Darolutamide still has a favorable safety profile with prolonged treatment among patients with nonmetastatic castration-resistant prostate cancer.
The androgen receptor inhibitor (ARI) darolutamide remains well-tolerated, even with prolonged treatment, among patients with nonmetastatic castration-resistant prostate cancer (nmCRPC), according to a final analysis of the double-blind period of the ARAMIS trial (NCT02200614) presented at the 2021 ASCO Genitourinary Cancers Symposium.
In a presentation on the safety profile of darolutamide, lead author Matthew Raymond Smith, MD, PhD, of the Massachusetts General Hospital Cancer Center, noted that no new safety signals were observed during the double-blind, open-label period of treatment.
“Darolutamide remained well-tolerated with longer exposure in patients with nmCRPC,” Smith said.
ARAMIS randomized 1509 patients with nmCRPC 2:1 to 600 mg darolutamide twice daily (n = 954) or matched placebo (n= 554), while also continuing androgen deprivation therapy. Primary analysis of the DB period data cut-off was September 3, 2018, and after study unblinding on November 30, 2018, 48.8% of patients in the darolutamide arm who were still receiving study treatment continued with open-label darolutamide by the final cut-off date for analysis of the double-blind, open-label period on November 15, 2019.
The median treatment duration in the darolutamide group was 18.5 months for the double-blind period and 25.8 months for the double-blind, open-label period.
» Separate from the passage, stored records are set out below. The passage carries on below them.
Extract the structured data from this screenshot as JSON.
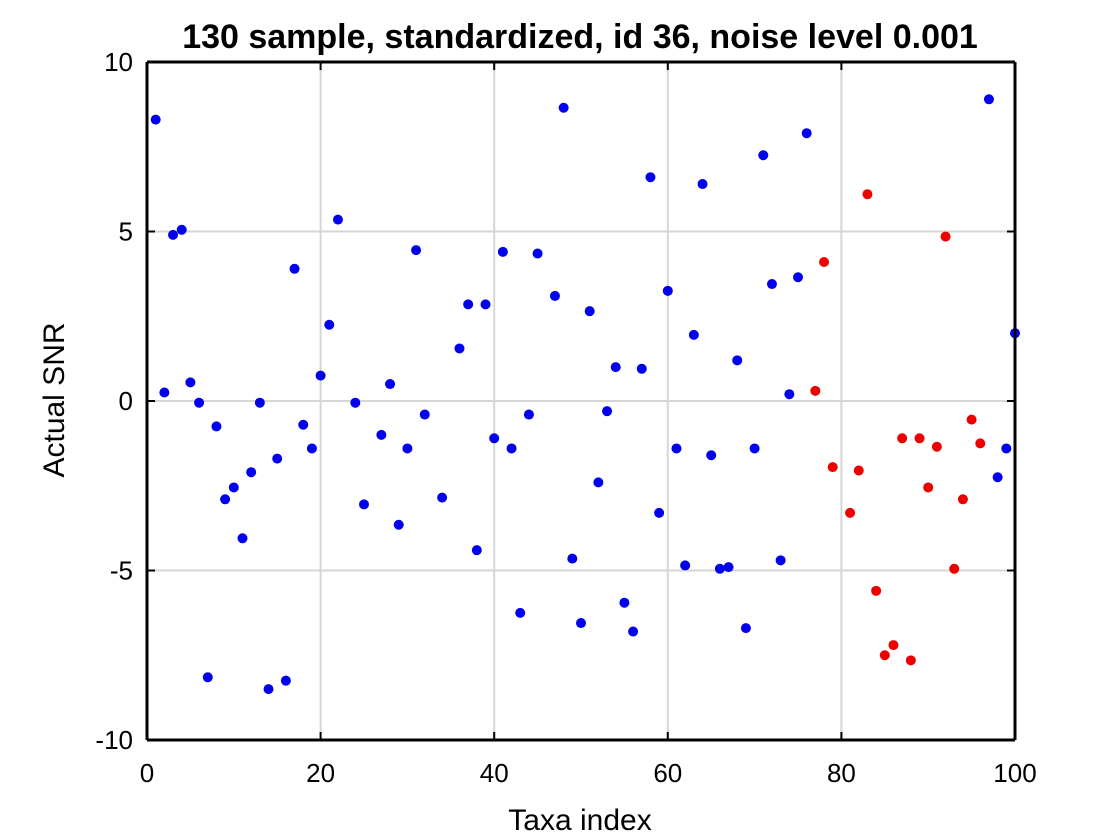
{
  "chart_data": {
    "type": "scatter",
    "title": "130 sample, standardized, id 36, noise level 0.001",
    "xlabel": "Taxa index",
    "ylabel": "Actual SNR",
    "xlim": [
      0,
      100
    ],
    "ylim": [
      -10,
      10
    ],
    "xticks": [
      "0",
      "20",
      "40",
      "60",
      "80",
      "100"
    ],
    "yticks": [
      "10",
      "5",
      "0",
      "-5",
      "-10"
    ],
    "grid": true,
    "legend": "none",
    "series": [
      {
        "color": "#0000ee",
        "points": [
          [
            1,
            8.3
          ],
          [
            2,
            0.25
          ],
          [
            3,
            4.9
          ],
          [
            4,
            5.05
          ],
          [
            5,
            0.55
          ],
          [
            6,
            -0.05
          ],
          [
            7,
            -8.15
          ],
          [
            8,
            -0.75
          ],
          [
            9,
            -2.9
          ],
          [
            10,
            -2.55
          ],
          [
            11,
            -4.05
          ],
          [
            12,
            -2.1
          ],
          [
            13,
            -0.05
          ],
          [
            14,
            -8.5
          ],
          [
            15,
            -1.7
          ],
          [
            16,
            -8.25
          ],
          [
            17,
            3.9
          ],
          [
            18,
            -0.7
          ],
          [
            19,
            -1.4
          ],
          [
            20,
            0.75
          ],
          [
            21,
            2.25
          ],
          [
            22,
            5.35
          ],
          [
            24,
            -0.05
          ],
          [
            25,
            -3.05
          ],
          [
            27,
            -1.0
          ],
          [
            28,
            0.5
          ],
          [
            29,
            -3.65
          ],
          [
            30,
            -1.4
          ],
          [
            31,
            4.45
          ],
          [
            32,
            -0.4
          ],
          [
            34,
            -2.85
          ],
          [
            36,
            1.55
          ],
          [
            37,
            2.85
          ],
          [
            38,
            -4.4
          ],
          [
            39,
            2.85
          ],
          [
            40,
            -1.1
          ],
          [
            41,
            4.4
          ],
          [
            42,
            -1.4
          ],
          [
            43,
            -6.25
          ],
          [
            44,
            -0.4
          ],
          [
            45,
            4.35
          ],
          [
            47,
            3.1
          ],
          [
            48,
            8.65
          ],
          [
            49,
            -4.65
          ],
          [
            50,
            -6.55
          ],
          [
            51,
            2.65
          ],
          [
            52,
            -2.4
          ],
          [
            53,
            -0.3
          ],
          [
            54,
            1.0
          ],
          [
            55,
            -5.95
          ],
          [
            56,
            -6.8
          ],
          [
            57,
            0.95
          ],
          [
            58,
            6.6
          ],
          [
            59,
            -3.3
          ],
          [
            60,
            3.25
          ],
          [
            61,
            -1.4
          ],
          [
            62,
            -4.85
          ],
          [
            63,
            1.95
          ],
          [
            64,
            6.4
          ],
          [
            65,
            -1.6
          ],
          [
            66,
            -4.95
          ],
          [
            67,
            -4.9
          ],
          [
            68,
            1.2
          ],
          [
            69,
            -6.7
          ],
          [
            70,
            -1.4
          ],
          [
            71,
            7.25
          ],
          [
            72,
            3.45
          ],
          [
            73,
            -4.7
          ],
          [
            74,
            0.2
          ],
          [
            75,
            3.65
          ],
          [
            76,
            7.9
          ],
          [
            97,
            8.9
          ],
          [
            98,
            -2.25
          ],
          [
            99,
            -1.4
          ],
          [
            100,
            2.0
          ]
        ]
      },
      {
        "color": "#ee0000",
        "points": [
          [
            77,
            0.3
          ],
          [
            78,
            4.1
          ],
          [
            79,
            -1.95
          ],
          [
            81,
            -3.3
          ],
          [
            82,
            -2.05
          ],
          [
            83,
            6.1
          ],
          [
            84,
            -5.6
          ],
          [
            85,
            -7.5
          ],
          [
            86,
            -7.2
          ],
          [
            87,
            -1.1
          ],
          [
            88,
            -7.65
          ],
          [
            89,
            -1.1
          ],
          [
            90,
            -2.55
          ],
          [
            91,
            -1.35
          ],
          [
            92,
            4.85
          ],
          [
            93,
            -4.95
          ],
          [
            94,
            -2.9
          ],
          [
            95,
            -0.55
          ],
          [
            96,
            -1.25
          ]
        ]
      }
    ]
  }
}
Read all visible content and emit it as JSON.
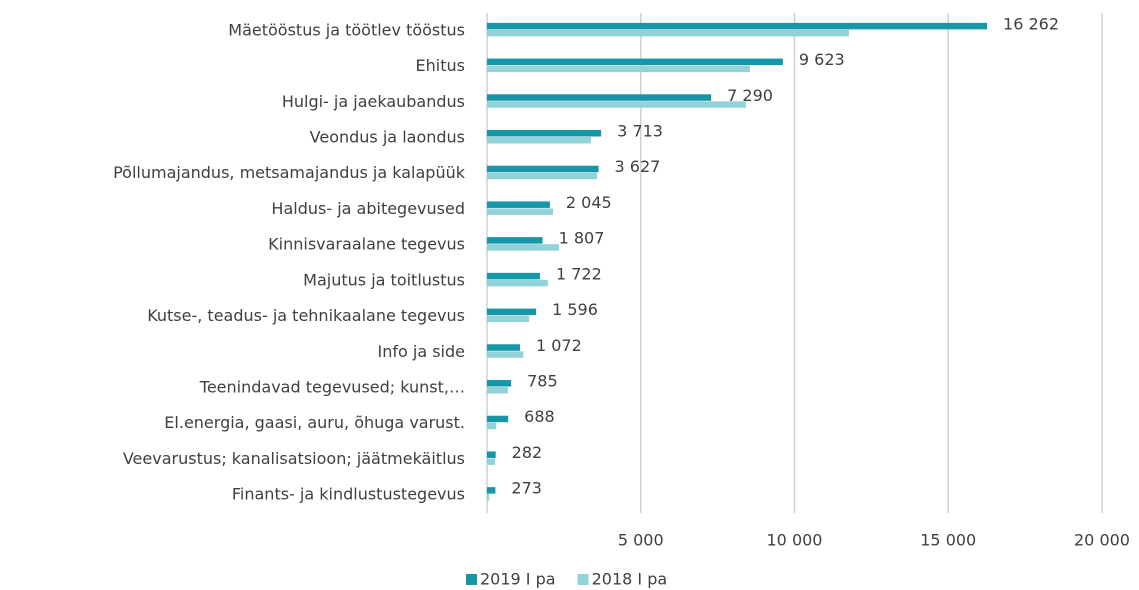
{
  "chart_data": {
    "type": "bar",
    "orientation": "horizontal",
    "categories": [
      "Mäetööstus ja töötlev tööstus",
      "Ehitus",
      "Hulgi- ja jaekaubandus",
      "Veondus ja laondus",
      "Põllumajandus, metsamajandus ja kalapüük",
      "Haldus- ja abitegevused",
      "Kinnisvaraalane tegevus",
      "Majutus ja toitlustus",
      "Kutse-, teadus- ja tehnikaalane tegevus",
      "Info ja side",
      "Teenindavad tegevused; kunst,…",
      "El.energia, gaasi, auru, õhuga varust.",
      "Veevarustus; kanalisatsioon; jäätmekäitlus",
      "Finants- ja kindlustustegevus"
    ],
    "series": [
      {
        "name": "2019 I pa",
        "color": "#1597a8",
        "values": [
          16262,
          9623,
          7290,
          3713,
          3627,
          2045,
          1807,
          1722,
          1596,
          1072,
          785,
          688,
          282,
          273
        ],
        "value_labels": [
          "16 262",
          "9 623",
          "7 290",
          "3 713",
          "3 627",
          "2 045",
          "1 807",
          "1 722",
          "1 596",
          "1 072",
          "785",
          "688",
          "282",
          "273"
        ]
      },
      {
        "name": "2018 I pa",
        "color": "#92d3da",
        "values": [
          11770,
          8550,
          8420,
          3380,
          3580,
          2150,
          2340,
          1980,
          1370,
          1180,
          680,
          300,
          260,
          70
        ]
      }
    ],
    "xlim": [
      0,
      20000
    ],
    "xticks": [
      {
        "value": 5000,
        "label": "5 000"
      },
      {
        "value": 10000,
        "label": "10 000"
      },
      {
        "value": 15000,
        "label": "15 000"
      },
      {
        "value": 20000,
        "label": "20 000"
      }
    ],
    "grid": true,
    "legend": "bottom"
  }
}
In ARAMIS, darolutamide was found to significantly reduce the risk of death by 31% (HR = 0.69; 95% CI: 0.53-0.88; P = .003) and prolonged median metastasis-free survival compared to placebo (40.4 months vs 18.4 months; HR = 0.41; 95% CI: 0.34-0.50; P < .001).
With ARI therapy, however, patient daily life can be impacted by adverse events (AEs) that typically include fatigue, falls, fractures, rash, mental impairment and hypertension, as well as drug interactions between ARIs and concomitantly administered drugs. This analysis examined the safety profile of the drug, and found it to be well-tolerated, with a 2% or less difference in most AEs of interest compared to placebo at the end of the double-blind period.
Additionally, at the data cut-off for final analysis of the double-blind, open-label period, the incidence of permanent discontinuation due to AEs in the darolutamide arm increased slightly from 8.9% during the double-blind period to 10.5% during the double-blind, open-label period, while discontinuation in the placebo group during the double-blind period was 8.7%. The only AE with an incidence greater than 10% with darolutamide was fatigue.
Researchers found the increase in the incidence of any-grade AEs (85.7% vs 89.8%) and serious AEs (26.1% vs 32.1%) to be small when comparing the double-blind and double-blind, open-label periods.
When the incidences were adjusted for exposure, minimal differences between the double-blind and double-blind, open-label period were found. In one example, researchers noted that the rate of bone fractures was 3.4 (double-blind) versus 4.0 (double-blind, open-label) per 100 patient-years.
As Smith concluded, darolutamide was found to be well-tolerated, even with prolonged treatment. “For adverse events of interest, the expected increases in incidence between the darolutamide [double-blind] and extended [double-blind, open-label] periods largely disappeared when adjusted for longer exposure to darolutamide,” Smith said.
“These results confirm the favorable safety profile of darolutamide with prolonged treatment.”
Smith M, Fizazi K, Tammela T, et al. Safety of darolutamide (DARO) for nonmetastatic castration-resistant prostate cancer (nmCRPC) from extended follow-up in the phase III ARAMIS trial. Presented at: 2021 ASCO Genitourinary Cancers Symposium. Abstract 239.